= James Rickard =

Australian Congregationalist minister

James Rickard (c. 1850 – 25 January 1909) was an Australian Congregationalist minister, remembered as the founder of the Council of Churches in the state of Victoria, Australia.

==History==
Rickard was a son of James Rickard (died 1 February 1887) of Stawell, Victoria.

He studied for the Methodist ministry in the early 1870s and served in the Fingal circuit in Tasmania in 1873, transferred to Toolamba, Victoria in 1875.

He began his Congregational ministry at the Glebe, New South Wales, church in August 1875. Living at the pastorage, St John's Rd Glebe.

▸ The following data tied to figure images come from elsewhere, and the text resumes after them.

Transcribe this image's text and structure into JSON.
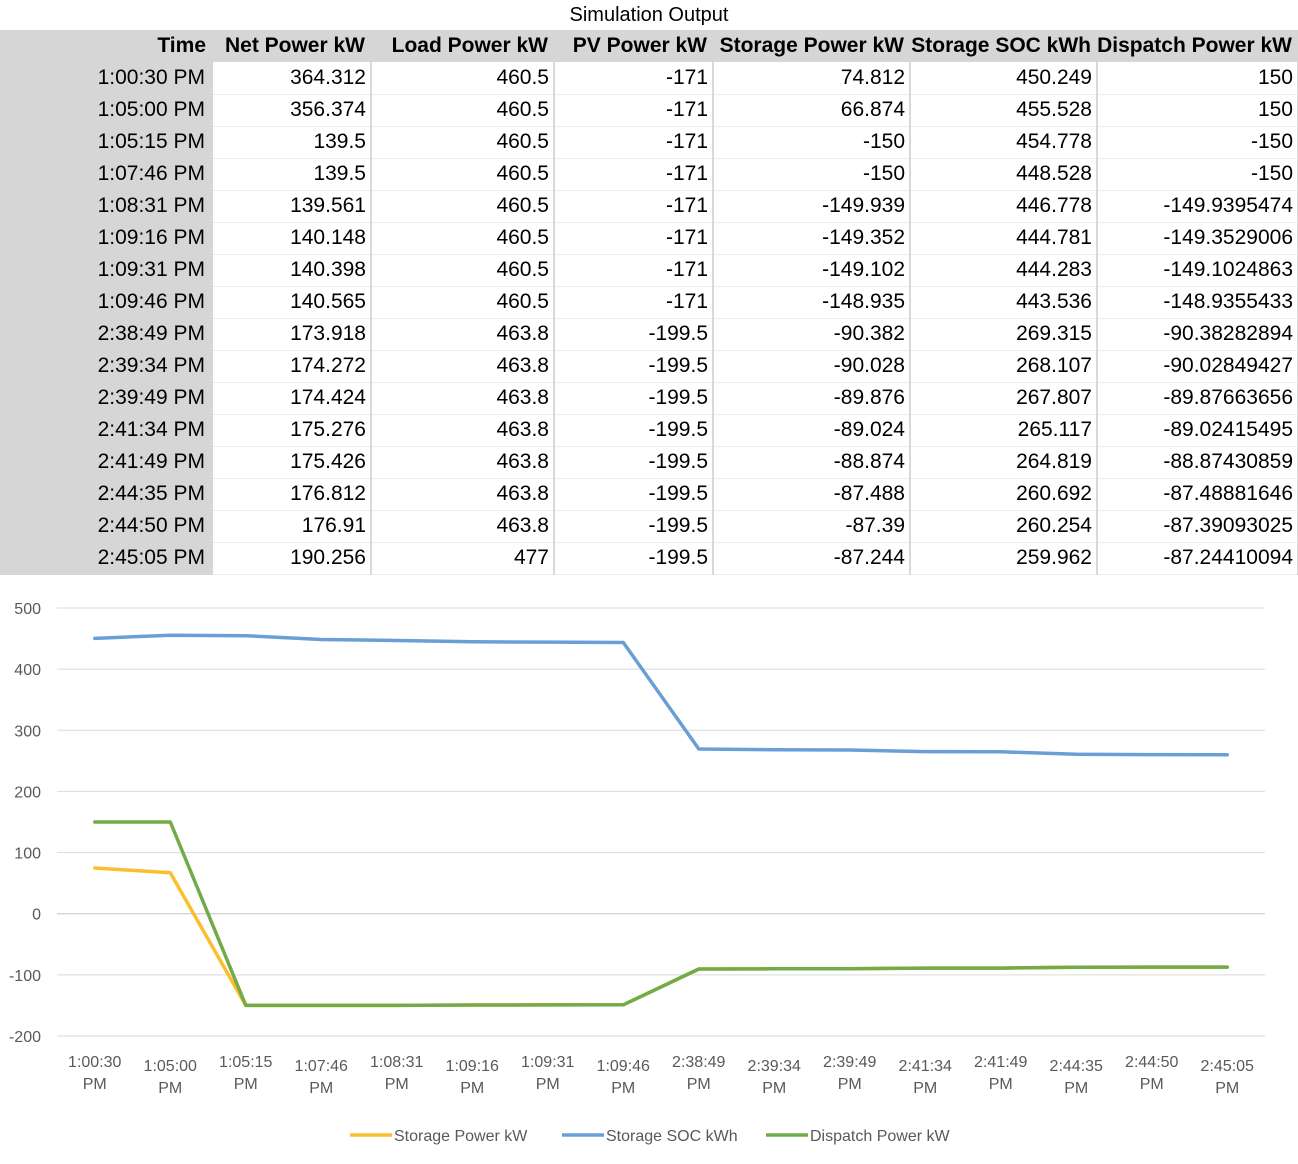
{
  "sheet": {
    "title": "Simulation Output",
    "columns": [
      "Time",
      "Net Power kW",
      "Load Power kW",
      "PV Power kW",
      "Storage Power kW",
      "Storage SOC kWh",
      "Dispatch Power kW"
    ],
    "rows": [
      [
        "1:00:30 PM",
        "364.312",
        "460.5",
        "-171",
        "74.812",
        "450.249",
        "150"
      ],
      [
        "1:05:00 PM",
        "356.374",
        "460.5",
        "-171",
        "66.874",
        "455.528",
        "150"
      ],
      [
        "1:05:15 PM",
        "139.5",
        "460.5",
        "-171",
        "-150",
        "454.778",
        "-150"
      ],
      [
        "1:07:46 PM",
        "139.5",
        "460.5",
        "-171",
        "-150",
        "448.528",
        "-150"
      ],
      [
        "1:08:31 PM",
        "139.561",
        "460.5",
        "-171",
        "-149.939",
        "446.778",
        "-149.9395474"
      ],
      [
        "1:09:16 PM",
        "140.148",
        "460.5",
        "-171",
        "-149.352",
        "444.781",
        "-149.3529006"
      ],
      [
        "1:09:31 PM",
        "140.398",
        "460.5",
        "-171",
        "-149.102",
        "444.283",
        "-149.1024863"
      ],
      [
        "1:09:46 PM",
        "140.565",
        "460.5",
        "-171",
        "-148.935",
        "443.536",
        "-148.9355433"
      ],
      [
        "2:38:49 PM",
        "173.918",
        "463.8",
        "-199.5",
        "-90.382",
        "269.315",
        "-90.38282894"
      ],
      [
        "2:39:34 PM",
        "174.272",
        "463.8",
        "-199.5",
        "-90.028",
        "268.107",
        "-90.02849427"
      ],
      [
        "2:39:49 PM",
        "174.424",
        "463.8",
        "-199.5",
        "-89.876",
        "267.807",
        "-89.87663656"
      ],
      [
        "2:41:34 PM",
        "175.276",
        "463.8",
        "-199.5",
        "-89.024",
        "265.117",
        "-89.02415495"
      ],
      [
        "2:41:49 PM",
        "175.426",
        "463.8",
        "-199.5",
        "-88.874",
        "264.819",
        "-88.87430859"
      ],
      [
        "2:44:35 PM",
        "176.812",
        "463.8",
        "-199.5",
        "-87.488",
        "260.692",
        "-87.48881646"
      ],
      [
        "2:44:50 PM",
        "176.91",
        "463.8",
        "-199.5",
        "-87.39",
        "260.254",
        "-87.39093025"
      ],
      [
        "2:45:05 PM",
        "190.256",
        "477",
        "-199.5",
        "-87.244",
        "259.962",
        "-87.24410094"
      ]
    ]
  },
  "chart_data": {
    "type": "line",
    "title": "",
    "xlabel": "",
    "ylabel": "",
    "categories": [
      "1:00:30 PM",
      "1:05:00 PM",
      "1:05:15 PM",
      "1:07:46 PM",
      "1:08:31 PM",
      "1:09:16 PM",
      "1:09:31 PM",
      "1:09:46 PM",
      "2:38:49 PM",
      "2:39:34 PM",
      "2:39:49 PM",
      "2:41:34 PM",
      "2:41:49 PM",
      "2:44:35 PM",
      "2:44:50 PM",
      "2:45:05 PM"
    ],
    "series": [
      {
        "name": "Storage Power kW",
        "color": "#fbbf2d",
        "values": [
          74.812,
          66.874,
          -150,
          -150,
          -149.939,
          -149.352,
          -149.102,
          -148.935,
          -90.382,
          -90.028,
          -89.876,
          -89.024,
          -88.874,
          -87.488,
          -87.39,
          -87.244
        ]
      },
      {
        "name": "Storage SOC kWh",
        "color": "#6a9fd6",
        "values": [
          450.249,
          455.528,
          454.778,
          448.528,
          446.778,
          444.781,
          444.283,
          443.536,
          269.315,
          268.107,
          267.807,
          265.117,
          264.819,
          260.692,
          260.254,
          259.962
        ]
      },
      {
        "name": "Dispatch Power kW",
        "color": "#72ab48",
        "values": [
          150,
          150,
          -150,
          -150,
          -149.9395474,
          -149.3529006,
          -149.1024863,
          -148.9355433,
          -90.38282894,
          -90.02849427,
          -89.87663656,
          -89.02415495,
          -88.87430859,
          -87.48881646,
          -87.39093025,
          -87.24410094
        ]
      }
    ],
    "ylim": [
      -200,
      500
    ],
    "yticks": [
      -200,
      -100,
      0,
      100,
      200,
      300,
      400,
      500
    ],
    "grid": true,
    "legend": "bottom"
  }
}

He transferred to the Congregational Church of Brighton, Victoria, in 1885.

He was largely responsible for the creation and early success of the Victorian Council of Churches, serving as secretary from its inception to 1906, when he relinquished that position due to illness, and was elected president.

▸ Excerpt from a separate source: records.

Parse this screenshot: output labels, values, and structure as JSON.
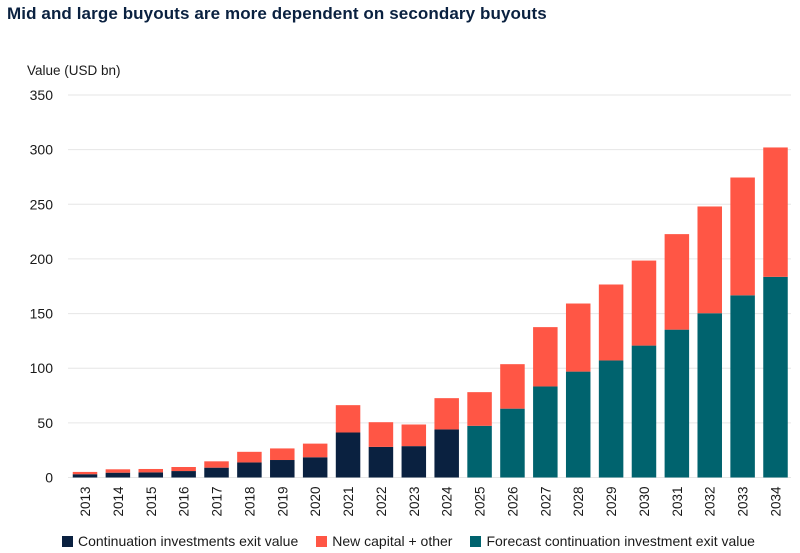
{
  "title": "Mid and large buyouts are more dependent on secondary buyouts",
  "colors": {
    "continuation": "#0a2140",
    "new_capital": "#ff5645",
    "forecast": "#00636e",
    "grid": "#e6e6e6"
  },
  "chart_data": {
    "type": "bar",
    "stacked": true,
    "title": "Mid and large buyouts are more dependent on secondary buyouts",
    "xlabel": "",
    "ylabel": "Value (USD bn)",
    "ylim": [
      0,
      350
    ],
    "yticks": [
      0,
      50,
      100,
      150,
      200,
      250,
      300,
      350
    ],
    "grid": true,
    "legend_position": "bottom",
    "categories": [
      "2013",
      "2014",
      "2015",
      "2016",
      "2017",
      "2018",
      "2019",
      "2020",
      "2021",
      "2022",
      "2023",
      "2024",
      "2025",
      "2026",
      "2027",
      "2028",
      "2029",
      "2030",
      "2031",
      "2032",
      "2033",
      "2034"
    ],
    "series": [
      {
        "name": "Continuation investments exit value",
        "color_key": "continuation",
        "values": [
          3,
          4.4,
          4.7,
          5.9,
          9,
          13.8,
          16,
          18.5,
          41.2,
          28,
          28.7,
          44,
          null,
          null,
          null,
          null,
          null,
          null,
          null,
          null,
          null,
          null
        ]
      },
      {
        "name": "Forecast continuation investment exit value",
        "color_key": "forecast",
        "values": [
          null,
          null,
          null,
          null,
          null,
          null,
          null,
          null,
          null,
          null,
          null,
          null,
          47.3,
          63,
          83.3,
          96.9,
          107.1,
          120.7,
          135.3,
          150.3,
          166.7,
          183.6
        ]
      },
      {
        "name": "New capital + other",
        "color_key": "new_capital",
        "values": [
          2.1,
          3.1,
          3.1,
          3.7,
          5.8,
          9.7,
          10.6,
          12.5,
          25,
          22.6,
          19.8,
          28.6,
          30.8,
          40.7,
          54.3,
          62.3,
          69.5,
          77.8,
          87.4,
          97.7,
          107.8,
          118.4
        ]
      }
    ],
    "totals": [
      5.1,
      7.5,
      7.8,
      9.6,
      14.8,
      23.5,
      26.6,
      31,
      66.2,
      50.6,
      48.5,
      72.6,
      78.1,
      103.7,
      137.6,
      159.2,
      176.6,
      198.5,
      222.7,
      248,
      274.5,
      302
    ]
  },
  "legend": [
    {
      "label": "Continuation investments exit value",
      "color_key": "continuation"
    },
    {
      "label": "New capital + other",
      "color_key": "new_capital"
    },
    {
      "label": "Forecast continuation investment exit value",
      "color_key": "forecast"
    }
  ]
}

In 1907 he accepted a transfer to the less demanding pastorate of Surrey Hills, and died a few years later.

==Recognition==
A memorial tablet dedicated to his memory was unveiled at the Brighton Congregational Church in November 1909.

==Family==
Rickard married twice:
- to Elizabeth Smith (c. 1845 – 11 September 1879) on 4 October 1875.
She gave birth to a son at the Glebe on 15 August 1879; and died a month later.
- to Elizabeth Clark (born c. 1843?) of Hobart on 24 September 1880. They had at least one child:
- Elizabeth Mary Rickard born Glebe 28 July 1881 – 15 February 1926
His eldest daughter Ethel Jane Rickard married Thomas Stephen Hart, MA., lecturer at Ballarat School of Mines, on 14 December 1898,
Other daughters were Harriet "Hattie", Irene, Elizabeth, Mabel "Maisie".

James E. Rickard was a son, perhaps the same person as E. Rickard, who was accepted as a probationary student of the Congregational College of Victoria in 1900, and as James E. Rickard was Congregational minister in Queensland.